Kono-Yoshinori-Kumamoto-7-octobre_082.jpg

Kono Yoshinori démontrant la façon de tenir qu'il a dévellopé à partir du style de l'école Negishi ryu. On peut aussi voir la spécificité des shurikens qu'il utilise. Photo empruntée à Léo:)

 

Repousser les limites :

 

          Quand je m'entraine j'essaye d'avoir toujours à l'esprit que ce n'est pas le résultat mais comment l'améliorer qui est important. Ainsi dès que j'arrive à lancer à une distance et à être près du 100% de réussite j'augmente cette dernière (je précise que je m'entraine dehors ce qui est mieux pour les meubles et les murs^^).      

 

 

30072013286.jpg

shuriken réalisé par un ami

 

     Kono senseï est devenu mon mentor dans cet entrainement solitaire et lors des master class en France, au Japon, j'essaye toujours de capter le maximum d'informations.

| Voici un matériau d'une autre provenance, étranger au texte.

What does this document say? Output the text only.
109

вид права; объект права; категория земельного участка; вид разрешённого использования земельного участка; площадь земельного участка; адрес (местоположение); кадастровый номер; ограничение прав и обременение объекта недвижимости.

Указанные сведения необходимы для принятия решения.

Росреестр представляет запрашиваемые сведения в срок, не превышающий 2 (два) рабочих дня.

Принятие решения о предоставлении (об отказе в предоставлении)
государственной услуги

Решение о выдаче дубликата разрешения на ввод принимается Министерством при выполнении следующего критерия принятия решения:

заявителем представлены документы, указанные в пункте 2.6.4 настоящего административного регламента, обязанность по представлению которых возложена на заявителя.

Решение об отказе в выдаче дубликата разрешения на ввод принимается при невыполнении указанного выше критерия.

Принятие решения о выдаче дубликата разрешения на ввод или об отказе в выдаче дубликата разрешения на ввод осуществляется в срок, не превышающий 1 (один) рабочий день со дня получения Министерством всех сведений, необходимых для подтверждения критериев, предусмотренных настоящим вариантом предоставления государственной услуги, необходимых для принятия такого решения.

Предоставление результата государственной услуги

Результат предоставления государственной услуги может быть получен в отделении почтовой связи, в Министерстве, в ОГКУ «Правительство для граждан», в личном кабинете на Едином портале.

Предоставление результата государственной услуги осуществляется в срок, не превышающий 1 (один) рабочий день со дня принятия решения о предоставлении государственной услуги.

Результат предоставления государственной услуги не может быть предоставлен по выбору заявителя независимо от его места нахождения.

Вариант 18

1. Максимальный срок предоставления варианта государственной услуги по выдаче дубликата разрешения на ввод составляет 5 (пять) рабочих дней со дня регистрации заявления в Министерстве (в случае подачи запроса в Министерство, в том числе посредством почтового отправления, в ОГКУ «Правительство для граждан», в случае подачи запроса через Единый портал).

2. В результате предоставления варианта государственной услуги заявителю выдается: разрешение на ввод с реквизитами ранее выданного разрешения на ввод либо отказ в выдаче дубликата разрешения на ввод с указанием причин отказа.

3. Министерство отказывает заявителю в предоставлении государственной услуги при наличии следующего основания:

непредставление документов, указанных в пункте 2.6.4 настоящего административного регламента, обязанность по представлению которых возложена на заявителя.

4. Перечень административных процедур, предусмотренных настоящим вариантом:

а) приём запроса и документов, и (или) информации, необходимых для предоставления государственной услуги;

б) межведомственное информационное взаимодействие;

Il a d'aiileurs assez peu de limites! Il est capable de lancer en courant, en avançant, en reculant, en chutant, en se retournant, de la main gauche comme de la droite, à l'envers et de côté...bref un peu comme il veut!

 

Suivant son exemple j'essaye de varier régulièrement les situations, je teste des choses nouvelles qui viennent ou pas enrichir mon travail. L'idée étant comme le titre l'indique de repousser les limites en s'autorisant à commettre des erreurs si besoin.

 

 

Trois étapes :

 

     J'ai pour le moment marqué trois grandes étapes dans l'évolution de cet entrainement solitaire.

 

     La première est d'être capable de lancer de plusieurs façons sans se préoccupper de la manière dont arrive le shuriken dans la cible. 

 

     La seconde étape est ensuite de planter le shuriken droit, à l'horizontal. En observant Kono senseï j'ai réalisé au fil du temps que la plupart de ses shurikens arrivés parfaitement droit dans la cible et ce peu importe la distance.

 

     La troisième étape dans cette logique d'évolution est donc d'être capable de viser en plus des cibles restreintes (d'une dizaines de centimètres). C'est très compliqué et je suis loin d'en être capable au delà d'une certaine distance!

 

 

30072013281.jpg

 

 

Un partenaire invisible :

 

     Tous les pratiquants un tantinet chevronnés qui poussent l'entrainement au delà des frontières du dojo et en solitaire notamment connaissent les difficultés relatives à celui-ci. Lorsque l'on s'entraine seul il est parfois difficile de savoir si l'on est sur la bonne voie. Un avantage avec le Shuriken est qu'il reste un ami fidèle et impitoyable! On sait tout de suite en fonction du but fixé si c'est correct ou pas.

 

     C'est également un excellent moyen de travailler l'utilisation du corps dans son ensemble et de sentir quelle partie suit ou est en retard, quelle tension inutile est générée, quel muscle est trop ou pas assez utilisé. 

 

     Pour être capable de viser à 8 mètres ou plus l'utilisation seule du bras ne suffit plus et cela demande de développer un écoute profonde du corps et de ses réactions si l'on veut pouvoir réussir. Sans cette harmonie qui transparait quand on observe Kono senseï il est impossible d'atteindre ce niveau. 

 

     Pour terminer voici une vidéo assez connue extraite d'un DVD de Kono senseï où l'on voit nettement grâce à un shuriken peint en blanc la trajectoire impeccable qu'il arrive à lui donner et la position horizontale en parfaite harmonie avec l'inclinaison de la cible à la fin.

 

 

 

 

Pour plus de détails je vous conseil également à l'interview faite par Léo "Shurikenjutsu par Kono Yoshinori"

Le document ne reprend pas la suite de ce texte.